Maria Jensen: One thing that differentiates us from other research on gene expression and animal genomics is that we capture a lot of phenotypic data on the animals. We have a lot of data from the cows about their feed, intake, environment, and from milking robots. We couple that data with the analysis of gene expression and use machine learning to validate the insights. Then, we deliver scientifically robust information to the farmer in an easy-to-understand format.
For example, factors like feed, hygiene, environment can be picked up as signals in the data. Once we had our first big batch of data, which is now one of the world's largest RNA datasets for Holstein dairy cattle, we saw other signals for things like dehydration. We can use these signals to identify when herds should get nutritional supplements to enhance productivity and the quality of the milk.
Can you unpack how your solution improves sustainability for the dairy industry?
Andrew Lessey: For current herd efficiency, we use gene expression to monitor the output performance of an animal compared to its potential. Farmers use the information to optimize the animals to be as productive and as healthy as they can be, because healthy cows produce more and better milk. Future efficiency is improved by using our technology to guide breeding strategies and to identify the best calves and heifers to introduce into the farm’s herd.
As the farmer improves efficiency, there's less wasted inputs and it takes fewer animals to produce the same amount of milk or more milk. Fewer animals mean less land used for growing feed and lower greenhouse gas emissions. We're also studying how epigenomic markers affect the quality of the milk, not just quantity.
How does your solution support better animal welfare?
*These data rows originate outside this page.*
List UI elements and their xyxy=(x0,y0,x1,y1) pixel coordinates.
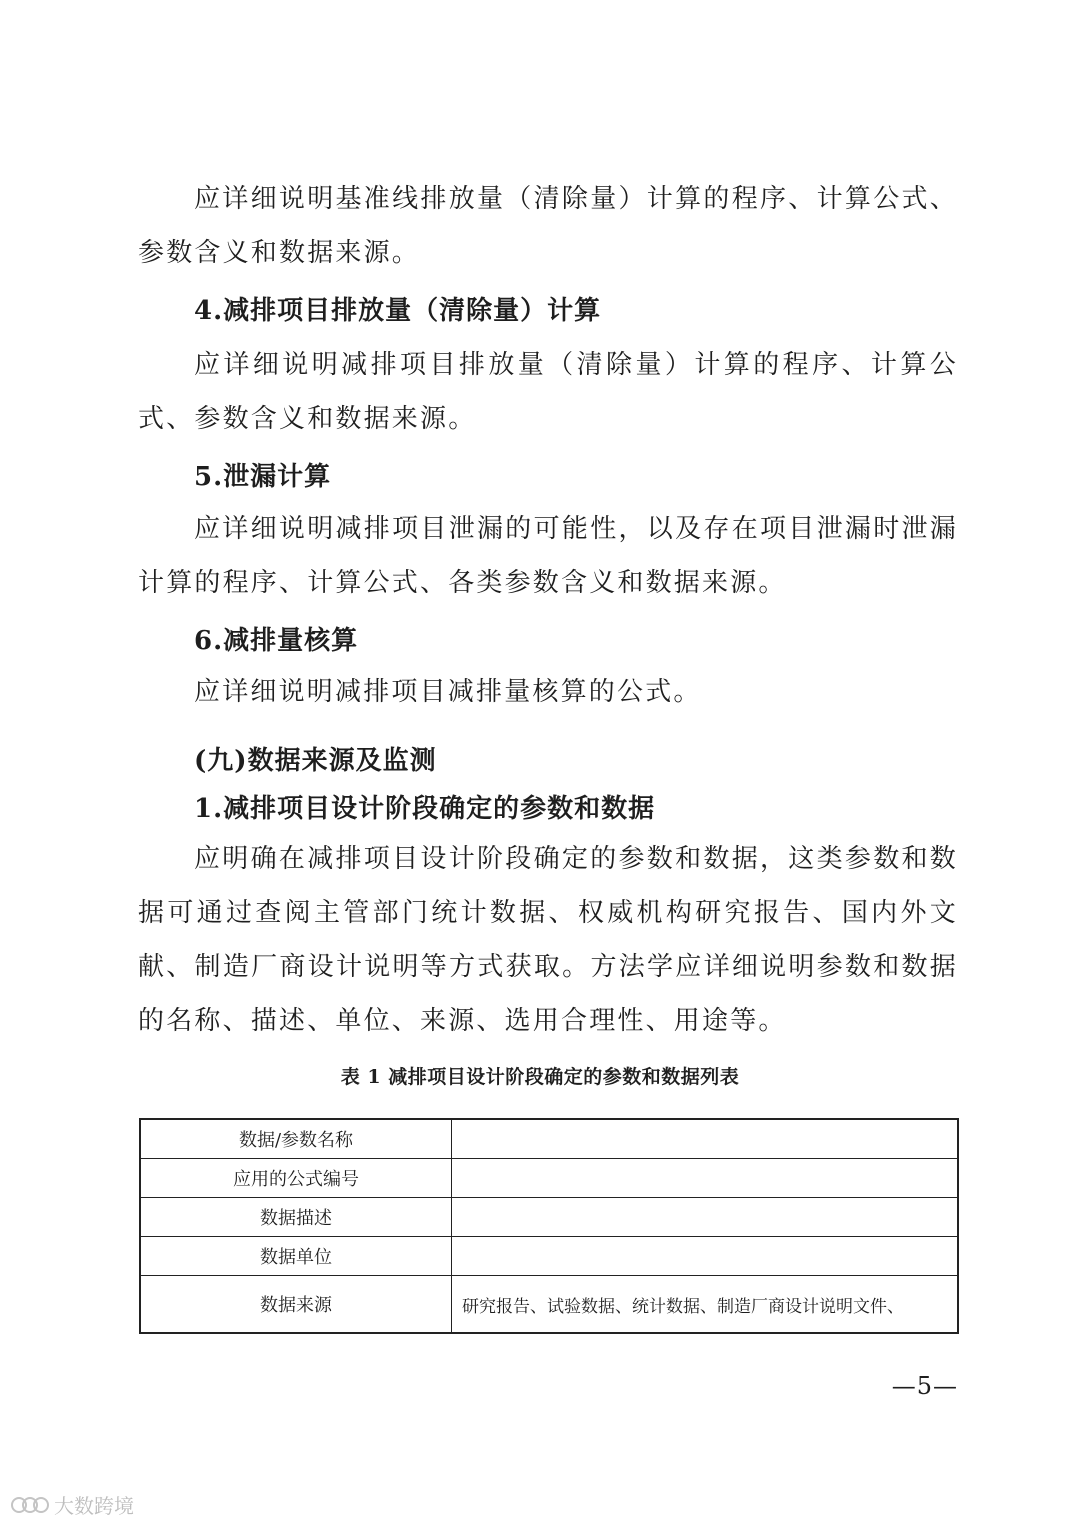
heading-project-emission: 4.减排项目排放量（清除量）计算 xyxy=(194,296,602,326)
table-row-value xyxy=(452,1198,959,1237)
page-number: —5— xyxy=(891,1372,958,1400)
table-row xyxy=(140,1237,958,1276)
section-heading-data-monitoring: (九)数据来源及监测 xyxy=(194,746,437,776)
watermark-text: 大数跨境 xyxy=(54,1494,134,1518)
table-row-value xyxy=(452,1237,959,1276)
table-row-label: 数据描述 xyxy=(140,1198,452,1237)
paragraph-project-emission: 应详细说明减排项目排放量（清除量）计算的程序、计算公式、参数含义和数据来源。 xyxy=(138,350,958,434)
watermark xyxy=(10,1490,134,1519)
table-caption: 表 1 减排项目设计阶段确定的参数和数据列表 xyxy=(340,1066,740,1088)
table-row-label: 数据/参数名称 xyxy=(140,1119,452,1159)
table-row-value: 研究报告、试验数据、统计数据、制造厂商设计说明文件、 xyxy=(452,1276,959,1334)
table-row-value xyxy=(452,1159,959,1198)
watermark-logo-icon xyxy=(10,1492,50,1518)
paragraph-leakage: 应详细说明减排项目泄漏的可能性，以及存在项目泄漏时泄漏计算的程序、计算公式、各类参数含义和数据来源。 xyxy=(138,514,958,598)
table-row xyxy=(140,1119,958,1159)
heading-design-parameters: 1.减排项目设计阶段确定的参数和数据 xyxy=(194,794,656,824)
table-row-label: 数据来源 xyxy=(140,1276,452,1334)
heading-leakage: 5.泄漏计算 xyxy=(194,462,332,492)
heading-reduction-accounting: 6.减排量核算 xyxy=(194,626,359,656)
table-row-label: 应用的公式编号 xyxy=(140,1159,452,1198)
paragraph-baseline-emission: 应详细说明基准线排放量（清除量）计算的程序、计算公式、参数含义和数据来源。 xyxy=(138,184,958,268)
parameter-table xyxy=(139,1118,959,1334)
table-row-value xyxy=(452,1119,959,1159)
paragraph-design-parameters: 应明确在减排项目设计阶段确定的参数和数据，这类参数和数据可通过查阅主管部门统计数据、权威机构研究报告、国内外文献、制造厂商设计说明等方式获取。方法学应详细说明参数和数据的名称、描述、单位、来源、选用合理性、用途等。 xyxy=(138,844,958,1036)
paragraph-reduction-accounting: 应详细说明减排项目减排量核算的公式。 xyxy=(194,677,702,707)
table-row xyxy=(140,1276,958,1334)
table-row xyxy=(140,1198,958,1237)
table-row xyxy=(140,1159,958,1198)
table-row-label: 数据单位 xyxy=(140,1237,452,1276)
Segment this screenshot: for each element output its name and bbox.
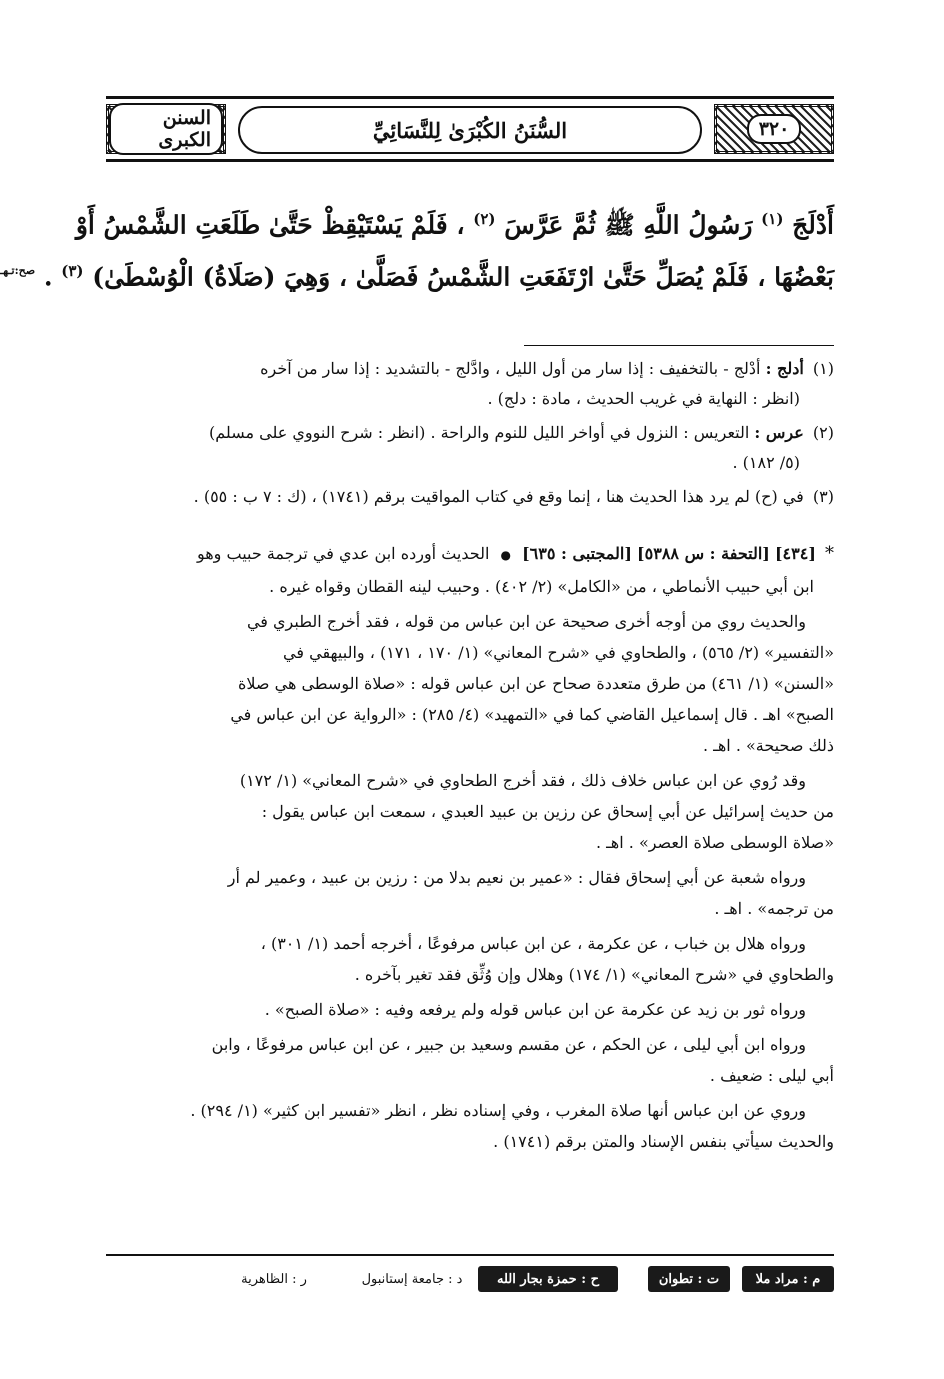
book-emblem-text: السنن الكبرى (109, 103, 223, 155)
commentary-line: والحديث سيأتي بنفس الإسناد والمتن برقم (١٧٤١) . (493, 1132, 834, 1151)
footnote-2 (106, 418, 834, 478)
footnote-number: (٢) (812, 423, 834, 442)
footnote-ref-2[interactable]: (٢) (473, 210, 496, 228)
commentary-line: من حديث إسرائيل عن أبي إسحاق عن رزين بن عبيد العبدي ، سمعت ابن عباس يقول : (261, 802, 834, 821)
footnote-separator (524, 345, 834, 346)
hadith-text-segment: بَعْضُهَا ، فَلَمْ يُصَلِّ حَتَّىٰ ارْتَفَعَتِ الشَّمْسُ فَصَلَّىٰ ، وَهِيَ (صَلَاةُ) الْوُسْطَىٰ) (92, 262, 834, 292)
footnote-text: (٥/ ١٨٢) . (732, 453, 800, 472)
marginal-note: صح:تـهـ (0, 264, 36, 278)
commentary-intro (106, 538, 834, 602)
footnotes (106, 354, 834, 516)
footnote-number: (١) (812, 359, 834, 378)
commentary-line: ورواه شعبة عن أبي إسحاق فقال : «عمير بن نعيم بدلا من : رزين بن عبيد ، وعمير لم أر (227, 868, 806, 887)
hadith-text-segment: ، فَلَمْ يَسْتَيْقِظْ حَتَّىٰ طَلَعَتِ الشَّمْسُ أَوْ (75, 210, 465, 240)
commentary-line: أبي ليلى : ضعيف . (709, 1066, 834, 1085)
hadith-text-segment: رَسُولُ اللَّهِ ﷺ ثُمَّ عَرَّسَ (504, 210, 753, 240)
page-header (106, 96, 834, 162)
commentary-line: وقد رُوي عن ابن عباس خلاف ذلك ، فقد أخرج الطحاوي في «شرح المعاني» (١/ ١٧٢) (239, 771, 806, 790)
commentary-paragraph-7 (106, 1029, 834, 1091)
title-cartouche (238, 106, 702, 154)
commentary-line (106, 538, 834, 571)
page-number-box (714, 104, 834, 154)
footnote-head: أدلج : (765, 359, 804, 378)
footnote-text: (انظر : النهاية في غريب الحديث ، مادة : دلج) . (487, 389, 800, 408)
footnote-1 (106, 354, 834, 414)
commentary-line: الصبح» اهـ . قال إسماعيل القاضي كما في «التمهيد» (٤/ ٢٨٥) : «الرواية عن ابن عباس في (230, 705, 834, 724)
star-marker: * (825, 543, 834, 564)
bullet-icon: ● (500, 548, 511, 562)
page-number: ٣٢٠ (747, 114, 802, 144)
commentary-line: «التفسير» (٢/ ٥٦٥) ، والطحاوي في «شرح المعاني» (١/ ١٧٠ ، ١٧١) ، والبيهقي في (283, 643, 834, 662)
manuscript-m: م : مراد ملا (742, 1266, 834, 1292)
commentary-line: ابن أبي حبيب الأنماطي ، من «الكامل» (٢/ ٤٠٢) . وحبيب لينه القطان وقواه غيره . (269, 577, 814, 596)
commentary-paragraph-3 (106, 765, 834, 858)
commentary-line: ورواه ثور بن زيد عن عكرمة عن ابن عباس قوله ولم يرفعه وفيه : «صلاة الصبح» . (264, 1000, 806, 1019)
commentary-line: من ترجمه» . اهـ . (714, 899, 834, 918)
commentary-paragraph-8 (106, 1095, 834, 1157)
commentary-line: ورواه ابن أبي ليلى ، عن الحكم ، عن مقسم وسعيد بن جبير ، عن ابن عباس مرفوعًا ، وابن (211, 1035, 806, 1054)
commentary-paragraph-4 (106, 862, 834, 924)
book-emblem (106, 104, 226, 154)
commentary-line: ذلك صحيحة» . اهـ . (702, 736, 834, 755)
manuscript-h: ح : حمزة بجار الله (478, 1266, 618, 1292)
footnote-number: (٣) (812, 487, 834, 506)
manuscript-d: د : جامعة إستانبول (361, 1271, 463, 1287)
manuscript-sigla (106, 1264, 834, 1294)
commentary-paragraph-6 (106, 994, 834, 1025)
commentary-paragraph-2 (106, 606, 834, 761)
hadith-text-segment: . (43, 262, 53, 292)
header-rule-top (106, 96, 834, 99)
footnote-text: أدْلج - بالتخفيف : إذا سار من أول الليل ، وادَّلج - بالتشديد : إذا سار من آخره (260, 359, 761, 378)
hadith-line-2 (0, 248, 834, 300)
hadith-text (0, 196, 834, 301)
commentary-text: الحديث أورده ابن عدي في ترجمة حبيب وهو (196, 544, 490, 563)
commentary-line: «السنن» (١/ ٤٦١) من طرق متعددة صحاح عن ابن عباس قوله : «صلاة الوسطى هي صلاة (238, 674, 834, 693)
commentary-line: ورواه هلال بن خباب ، عن عكرمة ، عن ابن عباس مرفوعًا ، أخرجه أحمد (١/ ٣٠١) ، (260, 934, 806, 953)
manuscript-t: ت : تطوان (648, 1266, 730, 1292)
footer-rule (106, 1254, 834, 1256)
commentary-line: والحديث روي من أوجه أخرى صحيحة عن ابن عباس من قوله ، فقد أخرج الطبري في (246, 612, 806, 631)
commentary-paragraph-5 (106, 928, 834, 990)
commentary-line: «صلاة الوسطى صلاة العصر» . اهـ . (595, 833, 834, 852)
book-title: السُّنَنُ الكُبْرَىٰ لِلنَّسَائِيِّ (372, 117, 568, 143)
header-rule-bottom (106, 159, 834, 162)
hadith-number: [٤٣٤] (774, 544, 816, 563)
manuscript-r: ر : الظاهرية (241, 1271, 307, 1287)
mujtaba-ref: [المجتبى : ٦٣٥] (522, 544, 632, 563)
commentary-line: وروي عن ابن عباس أنها صلاة المغرب ، وفي إسناده نظر ، انظر «تفسير ابن كثير» (١/ ٢٩٤) . (190, 1101, 806, 1120)
tuhfa-ref: [التحفة : س ٥٣٨٨] (637, 544, 770, 563)
footnote-ref-3[interactable]: (٣) (61, 262, 84, 281)
footnote-head: عرس : (754, 423, 804, 442)
hadith-text-segment: أَدْلَجَ (792, 210, 834, 240)
footnote-text: التعريس : النزول في أواخر الليل للنوم والراحة . (انظر : شرح النووي على مسلم) (209, 423, 750, 442)
hadith-line-1 (75, 196, 834, 248)
footnote-ref-1[interactable]: (١) (761, 210, 784, 228)
footnote-text: في (ح) لم يرد هذا الحديث هنا ، إنما وقع في كتاب المواقيت برقم (١٧٤١) ، (ك : ٧ ب : ٥٥) . (193, 487, 804, 506)
commentary (106, 538, 834, 1161)
footnote-3 (106, 482, 834, 512)
commentary-line: والطحاوي في «شرح المعاني» (١/ ١٧٤) وهلال وإن وُثِّق فقد تغير بآخره . (354, 965, 834, 984)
Andrew Lessey: One of the most evident things we’ve found is that happy cows produce not only more milk, but better milk. We know that because we can measure inflammatory and stress markers, showing when the animal is unhappy about something that might not be evident to the farmer and certainly wouldn't be identified by genomics alone. Farmers can then address potential causes of that stress or inflammation. Although cows can't tell us that they're healthier, those inflammatory and stress markers subside, and their performance improves. Whether that is more milk, higher quality milk, or improved fertility, all those outcomes are possible by reducing stress and inflammation within the animal.
What is in the future for Antler Bio?
Maria Jensen: Currently we are working with early adopters. Going forward, we want to scale with in-house lab sequencing capabilities. Something we've done very well already is leveraging grants. We’ve doubled every investment we have received with grant funding.
The grants we applied for were based on the horse data and our vision of transitioning to the livestock industry. Now, we have proof of the concept from the dairy industry, which will accelerate launching to the dairy sector.
Andrew Lessey: There is also the potential to partner with commercial entities looking at the effects of nutrition feed supplementation and dairy cows. Our technology is also species agnostic. So, we will translate our technology to any species. It's just a case of being able to capture the data set in both the gene expression samples and phenotypic data. Once we're established with dairy cows, an easy transition would be beef cattle.